A portable format for laser cutting will enable millions of users to benefit from laser-cut models as opposed to the 1000s of tech enthusiasts that engage with laser cutting today. What holds widely adopted use back is the limited ability to modify and fabricate existing models. It may seem like a portable format already exist, as laser cut models are already widely shared in the form of 2D cutting plans. However, such files are susceptible to variations in cutter properties (aka kerf) and do not allow modifying the model in any meaningful way. I consider this format machine specific.
In computing, this problem was solved in the 50s by developing compilers. This allowed developers to abstract away from the hardware and as a result, write code that remained relevant to this day. The resulting code is portable, e.g., it can be transferred from one machine to another. This transition has revolutionized not only computing but also all fields that use digital formats like desktop publishing, digital video, digital audio, etc. I believe that by transitioning towards a portable format for laser cutting we can make a similar transition from 1000s of users and one-off models towards millions of users and advanced models developed by multiple creators.
My first take on the challenge is to see how far we get by building on the de-facto standard, i.e., 2D cutting plans. I wrote software tools to modify 2D cutting plans, replacing non-portable elements with portable counterparts. This makes the models portable, but it is still hard to modify them. I thus take a more radical approach, which is to move to a 3D exchange format (kyub). This guarantees portability by generating a new machine-specific 2D cutting plan for the local machine when exported. And the models inherently allow for parametric modifications.
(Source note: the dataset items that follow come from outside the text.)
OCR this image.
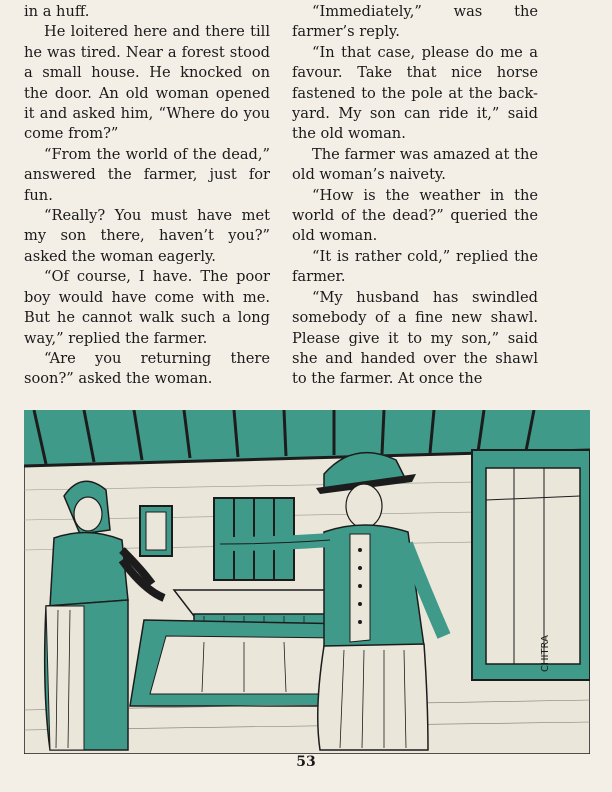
in a huff.

He loitered here and there till he was tired. Near a forest stood a small house. He knocked on the door. An old woman opened it and asked him, “Where do you come from?”

“From the world of the dead,” answered the farmer, just for fun.

“Really? You must have met my son there, haven’t you?” asked the woman eagerly.

“Of course, I have. The poor boy would have come with me. But he cannot walk such a long way,” replied the farmer.

“Are you returning there soon?” asked the woman.

“Immediately,” was the farmer’s reply.

“In that case, please do me a favour. Take that nice horse fastened to the pole at the back-yard. My son can ride it,” said the old woman.

The farmer was amazed at the old woman’s naivety.

“How is the weather in the world of the dead?” queried the old woman.

“It is rather cold,” replied the farmer.

“My husband has swindled somebody of a fine new shawl. Please give it to my son,” said she and handed over the shawl to the farmer. At once the

CHITRA
53
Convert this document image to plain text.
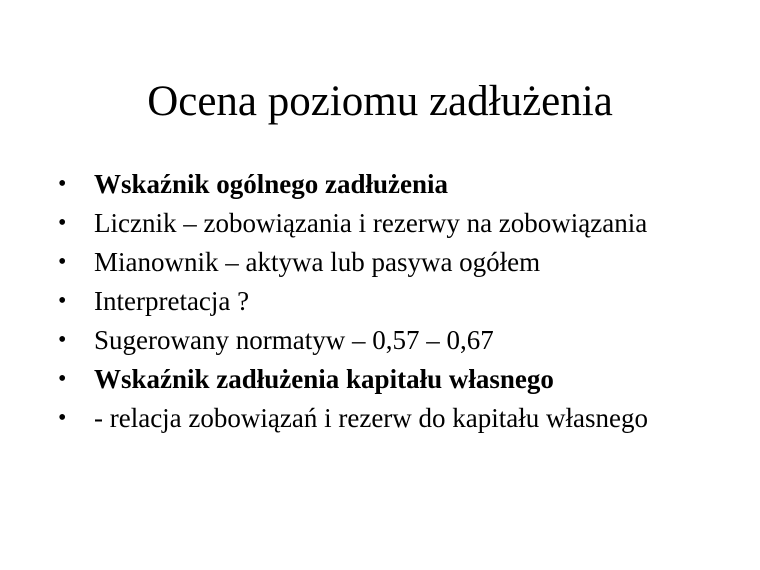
Ocena poziomu zadłużenia
• Wskaźnik ogólnego zadłużenia
• Licznik – zobowiązania i rezerwy na zobowiązania
• Mianownik – aktywa lub pasywa ogółem
• Interpretacja ?
• Sugerowany normatyw – 0,57 – 0,67
• Wskaźnik zadłużenia kapitału własnego
• - relacja zobowiązań i rezerw do kapitału własnego
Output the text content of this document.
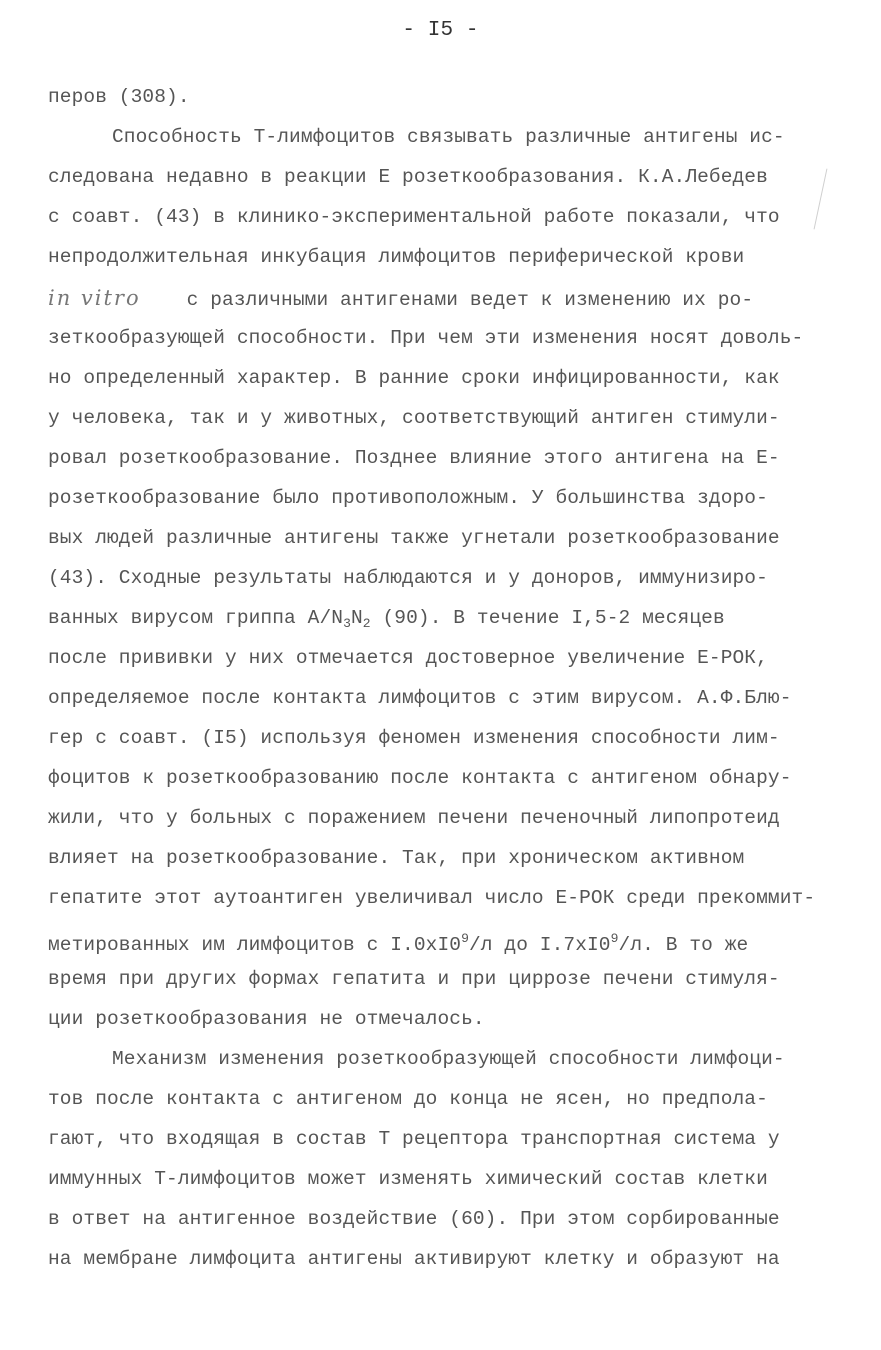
- I5 -
перов (308).
Способность Т-лимфоцитов связывать различные антигены ис-
следована недавно в реакции Е розеткообразования. К.А.Лебедев
с соавт. (43) в клинико-экспериментальной работе показали, что
непродолжительная инкубация лимфоцитов периферической крови
in vitro с различными антигенами ведет к изменению их ро-
зеткообразующей способности. При чем эти изменения носят доволь-
но определенный характер. В ранние сроки инфицированности, как
у человека, так и у животных, соответствующий антиген стимули-
ровал розеткообразование. Позднее влияние этого антигена на Е-
розеткообразование было противоположным. У большинства здоро-
вых людей различные антигены также угнетали розеткообразование
(43). Сходные результаты наблюдаются и у доноров, иммунизиро-
ванных вирусом гриппа $A/N_3N_2$ (90). В течение I,5-2 месяцев
после прививки у них отмечается достоверное увеличение Е-РОК,
определяемое после контакта лимфоцитов с этим вирусом. А.Ф.Блю-
гер с соавт. (I5) используя феномен изменения способности лим-
фоцитов к розеткообразованию после контакта с антигеном обнару-
жили, что у больных с поражением печени печеночный липопротеид
влияет на розеткообразование. Так, при хроническом активном
гепатите этот аутоантиген увеличивал число Е-РОК среди прекоммит-
метированных им лимфоцитов с $I.0xI0^9/л$ до $I.7xI0^9/л$. В то же
время при других формах гепатита и при циррозе печени стимуля-
ции розеткообразования не отмечалось.
Механизм изменения розеткообразующей способности лимфоци-
тов после контакта с антигеном до конца не ясен, но предпола-
гают, что входящая в состав Т рецептора транспортная система у
иммунных Т-лимфоцитов может изменять химический состав клетки
в ответ на антигенное воздействие (60). При этом сорбированные
на мембране лимфоцита антигены активируют клетку и образуют на
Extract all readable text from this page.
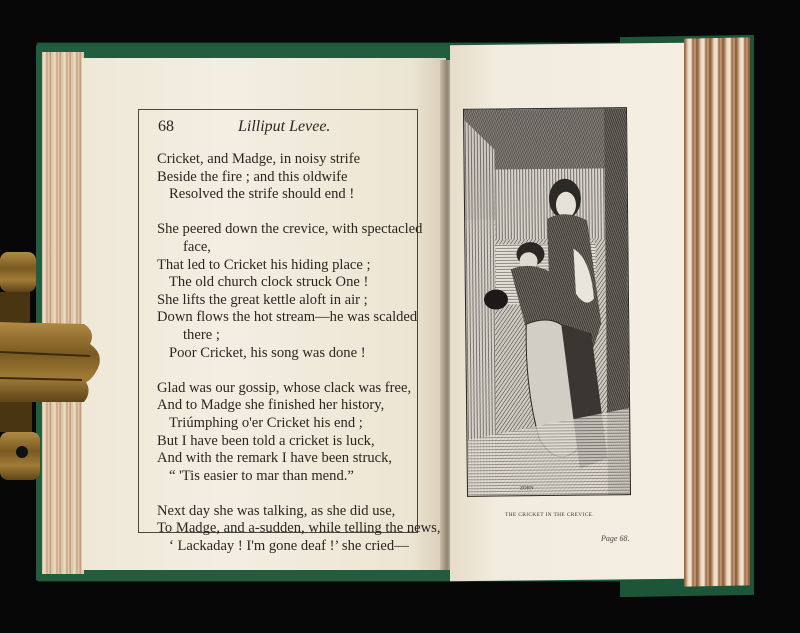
68	Lilliput Levee.
Cricket, and Madge, in noisy strife
Beside the fire ; and this oldwife
Resolved the strife should end !
She peered down the crevice, with spectacled
face,
That led to Cricket his hiding place ;
The old church clock struck One !
She lifts the great kettle aloft in air ;
Down flows the hot stream—he was scalded
there ;
Poor Cricket, his song was done !
Glad was our gossip, whose clack was free,
And to Madge she finished her history,
Triúmphing o'er Cricket his end ;
But I have been told a cricket is luck,
And with the remark I have been struck,
“ 'Tis easier to mar than mend.”
Next day she was talking, as she did use,
To Madge, and a-sudden, while telling the news,
‘ Lackaday ! I'm gone deaf !’ she cried—
ZORN
THE CRICKET IN THE CREVICE.
Page 68.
Instead, it raises the question of compatibility: Files already exist in 2D—how to get them into 3D? I demonstrate a software tool, assembler3, to reconstruct the 3D geometry of the model encoded in a 2D cutting plan, allows modifying it using a 3D editor, and re-encodes it to a 2D cutting plan. I demonstrate how this approach allows me to make a much wider range of modifications, including scaling, changing material thickness, and even remixing models.
Thijs Roumen is a PhD candidate in Human Computer Interaction in the lab of Patrick Baudisch, Hasso Plattner Institute in Potsdam, Germany. He received his MSc from the University of Southern Denmark, Sønderborg in 2013 and BSc from the Technical University of Eindhoven, Netherlands in 2011. Between the PhD and master he worked at the National University of Singapore as a Research Assistant with Shengdong Zhao. His research interests are in personal fabrication, digital collaboration and enabling increased complexity for laser cutting. His papers are published as full papers in top-tier ACM conferences CHI and UIST. He serves on several ACM program committees including ACM UIST.